Second, note the "since" that Obama used. He claimed today's economic crisis represents the worst since the Great Depression. But in his column, Schiller quoted all kinds of stats to prove today's woes don't compare to the Great Depression. But Obama never compared it to the Great Depression. He said it's the worst since.
Does Schiller honestly not realize that by claiming today's economy crisis is the worst since the Great Depression, that Obama was not claiming today's economy is just as bad as the Great Depression. Or was Schiller aggressively playing dumb. Again?
We've got a hunch.


















The WSJ opinions page is a joke. It has gotten worse since Murdoch has rode into town.
But what a thought that came to my mind while reading this hit piece was not so much about improperly framing Obama's arguments as it was that the author misses the larger picture.
That is, with today's globally connected economy, the major drop in GDP in countries such as Japan and the UK DOES make this crisis as bad, if not potentially worse, than the Great Depression.
As historians and economics tell us all and the Obama administration that complacency can result in travesty, we have partisans playing political games with our future over this mess. For this, the WSJ, Drudge, Fox News, et. al. should be ashamed.
"The WSJ opinions page is a joke. It has gotten worse since Murdoch has rode into town."
I was going to say that as well....
I often wonder... do those that read or watch all this obvious rightwing corporate propaganda... you know... this ideology that rails loudly with scary amounts of venom at times against foreigners and illegals that they are doing so by a paper and a cable channel owned.....
By a foreigner! The company NewsCorp is also not an American grounded company... near as I can tell anyways.

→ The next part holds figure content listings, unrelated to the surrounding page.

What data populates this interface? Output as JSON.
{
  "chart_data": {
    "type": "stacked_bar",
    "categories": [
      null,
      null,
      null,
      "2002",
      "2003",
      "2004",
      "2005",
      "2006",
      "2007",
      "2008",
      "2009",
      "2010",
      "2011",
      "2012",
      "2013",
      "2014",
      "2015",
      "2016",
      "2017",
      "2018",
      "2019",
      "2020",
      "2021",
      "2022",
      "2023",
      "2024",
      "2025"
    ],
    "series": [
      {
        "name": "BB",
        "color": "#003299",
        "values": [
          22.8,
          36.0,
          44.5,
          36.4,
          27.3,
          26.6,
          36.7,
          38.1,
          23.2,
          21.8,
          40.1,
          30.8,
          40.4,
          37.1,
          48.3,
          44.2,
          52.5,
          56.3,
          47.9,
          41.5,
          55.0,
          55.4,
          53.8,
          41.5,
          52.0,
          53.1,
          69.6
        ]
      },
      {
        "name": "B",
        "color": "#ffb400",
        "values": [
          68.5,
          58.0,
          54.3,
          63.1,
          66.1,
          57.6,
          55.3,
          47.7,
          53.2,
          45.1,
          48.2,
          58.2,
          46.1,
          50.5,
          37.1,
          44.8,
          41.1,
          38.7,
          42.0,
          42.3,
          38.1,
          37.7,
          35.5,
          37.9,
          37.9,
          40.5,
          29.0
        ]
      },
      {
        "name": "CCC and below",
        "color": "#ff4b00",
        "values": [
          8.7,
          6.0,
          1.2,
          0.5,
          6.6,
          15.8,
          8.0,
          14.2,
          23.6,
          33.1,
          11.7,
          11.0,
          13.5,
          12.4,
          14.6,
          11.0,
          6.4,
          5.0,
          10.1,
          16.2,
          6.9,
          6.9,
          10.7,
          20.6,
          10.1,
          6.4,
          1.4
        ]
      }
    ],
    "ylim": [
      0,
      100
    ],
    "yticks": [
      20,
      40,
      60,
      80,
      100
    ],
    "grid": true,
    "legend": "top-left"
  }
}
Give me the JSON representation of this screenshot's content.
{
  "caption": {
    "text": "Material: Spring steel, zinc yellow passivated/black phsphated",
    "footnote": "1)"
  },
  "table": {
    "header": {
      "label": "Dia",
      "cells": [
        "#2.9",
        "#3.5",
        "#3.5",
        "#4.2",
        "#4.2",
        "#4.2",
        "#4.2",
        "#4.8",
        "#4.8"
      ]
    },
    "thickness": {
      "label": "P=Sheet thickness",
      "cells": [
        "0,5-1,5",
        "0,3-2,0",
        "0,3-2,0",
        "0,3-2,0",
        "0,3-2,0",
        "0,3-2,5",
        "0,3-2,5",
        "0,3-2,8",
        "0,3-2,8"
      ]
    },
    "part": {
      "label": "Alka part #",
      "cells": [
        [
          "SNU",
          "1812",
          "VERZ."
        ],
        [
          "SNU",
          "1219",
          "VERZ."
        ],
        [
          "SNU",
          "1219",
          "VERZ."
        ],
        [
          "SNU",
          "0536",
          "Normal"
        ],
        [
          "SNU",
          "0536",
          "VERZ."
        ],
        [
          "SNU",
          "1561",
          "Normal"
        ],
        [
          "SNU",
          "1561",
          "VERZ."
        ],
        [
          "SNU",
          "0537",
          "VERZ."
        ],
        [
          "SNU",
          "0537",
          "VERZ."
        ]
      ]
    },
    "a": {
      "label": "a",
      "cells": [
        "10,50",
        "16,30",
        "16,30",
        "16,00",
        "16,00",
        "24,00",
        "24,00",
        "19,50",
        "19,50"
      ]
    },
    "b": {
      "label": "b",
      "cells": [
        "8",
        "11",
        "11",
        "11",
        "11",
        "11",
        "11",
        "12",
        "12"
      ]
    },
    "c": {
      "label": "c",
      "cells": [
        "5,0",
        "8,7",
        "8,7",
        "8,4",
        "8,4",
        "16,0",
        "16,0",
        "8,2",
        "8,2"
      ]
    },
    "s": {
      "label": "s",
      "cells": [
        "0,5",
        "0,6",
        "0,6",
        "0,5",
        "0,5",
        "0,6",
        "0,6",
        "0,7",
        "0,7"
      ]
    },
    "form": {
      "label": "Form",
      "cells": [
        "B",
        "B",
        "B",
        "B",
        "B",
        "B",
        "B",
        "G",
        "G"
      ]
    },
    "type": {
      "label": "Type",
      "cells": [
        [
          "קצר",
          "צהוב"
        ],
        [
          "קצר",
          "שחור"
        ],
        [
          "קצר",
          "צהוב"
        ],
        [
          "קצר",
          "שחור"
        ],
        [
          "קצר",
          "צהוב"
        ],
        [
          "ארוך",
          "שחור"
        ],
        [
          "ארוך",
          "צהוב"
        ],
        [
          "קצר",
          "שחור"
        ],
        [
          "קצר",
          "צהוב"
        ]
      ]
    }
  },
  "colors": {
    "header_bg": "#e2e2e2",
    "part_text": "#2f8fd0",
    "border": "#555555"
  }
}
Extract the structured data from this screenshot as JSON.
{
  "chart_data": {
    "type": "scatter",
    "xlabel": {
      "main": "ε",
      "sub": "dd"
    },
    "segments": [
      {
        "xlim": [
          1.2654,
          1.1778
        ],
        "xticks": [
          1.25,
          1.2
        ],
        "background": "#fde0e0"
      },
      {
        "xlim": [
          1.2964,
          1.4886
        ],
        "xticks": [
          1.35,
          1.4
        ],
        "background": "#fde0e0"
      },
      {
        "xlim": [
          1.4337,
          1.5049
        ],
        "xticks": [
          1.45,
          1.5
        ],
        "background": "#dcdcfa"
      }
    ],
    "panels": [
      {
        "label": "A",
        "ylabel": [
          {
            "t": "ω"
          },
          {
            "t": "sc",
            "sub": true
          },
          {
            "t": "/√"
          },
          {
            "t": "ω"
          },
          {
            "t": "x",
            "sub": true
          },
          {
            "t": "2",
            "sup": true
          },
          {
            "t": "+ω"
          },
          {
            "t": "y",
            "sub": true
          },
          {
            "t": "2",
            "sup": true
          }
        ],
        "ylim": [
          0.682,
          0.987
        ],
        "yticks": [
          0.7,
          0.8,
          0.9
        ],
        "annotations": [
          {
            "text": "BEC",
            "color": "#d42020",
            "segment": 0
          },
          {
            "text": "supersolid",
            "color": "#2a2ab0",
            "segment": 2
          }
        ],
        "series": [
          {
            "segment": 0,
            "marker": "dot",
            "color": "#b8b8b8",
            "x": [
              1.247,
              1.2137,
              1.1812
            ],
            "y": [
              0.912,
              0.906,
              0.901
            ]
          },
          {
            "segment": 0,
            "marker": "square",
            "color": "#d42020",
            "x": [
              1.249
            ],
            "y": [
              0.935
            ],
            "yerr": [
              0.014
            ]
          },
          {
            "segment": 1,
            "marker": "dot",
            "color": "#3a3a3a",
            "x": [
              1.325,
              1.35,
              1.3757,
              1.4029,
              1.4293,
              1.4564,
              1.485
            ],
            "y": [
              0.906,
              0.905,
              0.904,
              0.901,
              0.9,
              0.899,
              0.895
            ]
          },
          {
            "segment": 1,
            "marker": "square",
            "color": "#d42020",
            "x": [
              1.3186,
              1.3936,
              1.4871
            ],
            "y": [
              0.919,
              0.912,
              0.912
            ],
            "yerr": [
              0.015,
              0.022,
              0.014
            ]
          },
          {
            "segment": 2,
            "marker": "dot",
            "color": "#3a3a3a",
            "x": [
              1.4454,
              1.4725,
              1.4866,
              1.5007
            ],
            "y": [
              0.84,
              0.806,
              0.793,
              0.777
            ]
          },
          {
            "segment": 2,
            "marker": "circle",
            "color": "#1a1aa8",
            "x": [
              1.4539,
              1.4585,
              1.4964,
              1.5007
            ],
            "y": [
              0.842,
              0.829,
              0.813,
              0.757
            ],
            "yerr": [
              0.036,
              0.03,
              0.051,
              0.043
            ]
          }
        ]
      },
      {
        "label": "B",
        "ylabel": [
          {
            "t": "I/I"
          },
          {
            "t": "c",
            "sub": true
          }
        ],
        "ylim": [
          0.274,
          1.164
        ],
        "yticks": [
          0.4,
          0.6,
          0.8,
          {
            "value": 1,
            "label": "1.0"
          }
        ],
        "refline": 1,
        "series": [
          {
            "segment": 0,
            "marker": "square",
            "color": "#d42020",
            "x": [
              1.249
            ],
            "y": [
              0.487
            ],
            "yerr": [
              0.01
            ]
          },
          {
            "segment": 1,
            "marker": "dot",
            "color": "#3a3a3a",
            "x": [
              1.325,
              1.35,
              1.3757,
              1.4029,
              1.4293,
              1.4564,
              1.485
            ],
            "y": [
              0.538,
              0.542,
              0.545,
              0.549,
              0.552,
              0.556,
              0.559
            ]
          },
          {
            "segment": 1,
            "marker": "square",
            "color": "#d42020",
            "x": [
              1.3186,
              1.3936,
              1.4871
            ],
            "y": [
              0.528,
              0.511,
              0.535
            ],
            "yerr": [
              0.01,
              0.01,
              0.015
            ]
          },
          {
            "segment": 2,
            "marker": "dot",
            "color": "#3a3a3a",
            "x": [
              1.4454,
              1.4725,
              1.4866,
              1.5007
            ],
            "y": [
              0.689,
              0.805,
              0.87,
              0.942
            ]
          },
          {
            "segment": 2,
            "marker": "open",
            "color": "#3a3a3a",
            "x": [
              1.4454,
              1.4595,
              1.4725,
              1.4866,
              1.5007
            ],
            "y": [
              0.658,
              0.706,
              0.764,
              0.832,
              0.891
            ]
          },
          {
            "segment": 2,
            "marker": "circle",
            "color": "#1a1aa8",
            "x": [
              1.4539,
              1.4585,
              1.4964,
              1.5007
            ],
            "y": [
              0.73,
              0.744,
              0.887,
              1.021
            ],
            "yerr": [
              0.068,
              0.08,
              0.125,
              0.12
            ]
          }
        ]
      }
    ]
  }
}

Not that there is anything wrong with Australians (I've met a few and they were damn nice people)... hell... I'd consider giving up a pinkie finger to go there... but I find it kind of funny that they (the average Joe conservative) are taking many of their marching orders and deep seeded hatred toward parts of their own country by someone who is not even an American...
That would be damn funny if the anger and hatred were not so real in some of these people.
"LeBron James is the best all-around basketball player since Michael Jordan".
Prof Schiller: "I can't believe he said LeBron James is as good as Michael Jordan was!"
Everybody sees through this.
Bradley Schiller, an econ prof at the University of Nevada, Reno
bschill@american.edu
He doesn't take criticism very well. Tsk!
Sociopathic liar Bill Kristol will be at home at WaPo. I do not believe the rest of the NYT columnists combined had to write as many retractions and apologies as Bloody Bill while he was there. At the Post he will hardly make a ripple.
The Post seems hell bent on passing the Washington Times in a race for fringe-element irrelevance.